On 1 June 2019, the Registrar decided to utilise powers under section 898 of the 2014 Act, to introduce a 14 day limit on returning certain post incorporation forms to the Companies Registration Office (“CRO”) that have been sent back to the presenter for amendment (i.e.) the “14 day return rule”.

The 14 day return rule applies generally to post-incorporation forms including those related to ordinary and special resolutions, amendments to constitutions, allotment of shares, changes to share capital and summary approval procedures.

The requirements also apply to electronic filings as per section 897 of the 2014 Act.

In effect, any document submitted to the CRO which is inaccurate, incomplete or does not comply with the provisions of the 2014 Act may be rejected by the CRO.
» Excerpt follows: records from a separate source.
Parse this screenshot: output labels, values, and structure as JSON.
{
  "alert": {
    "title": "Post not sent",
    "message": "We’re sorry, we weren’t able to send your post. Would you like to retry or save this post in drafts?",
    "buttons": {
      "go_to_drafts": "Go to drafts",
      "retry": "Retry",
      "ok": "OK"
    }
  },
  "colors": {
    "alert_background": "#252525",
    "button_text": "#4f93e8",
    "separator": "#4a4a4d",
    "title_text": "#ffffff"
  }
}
The CRO has advised that companies should be particularly diligent about recording their correct email address to ensure that they are alerted when their electronically filed documents are being rejected as the CRO will not issue a letter or return electronically filed documents by post.

The key points to note:

  • any documents which are submitted to the Registrar which do not comply with the specified requirements may be rejected by the Registrar with a notice indicating why the document does not comply and unless the amended documents are not returned within the 14 day limit they will be deemed to have never been received;
  • it is a criminal offence for a person to knowingly or recklessly deliver a document to the CRO which is false; and
  • there are very specific rules and potential penalties where annual returns are concerned and the Form B1 along with many other forms are only accepted electronically by the Registrar.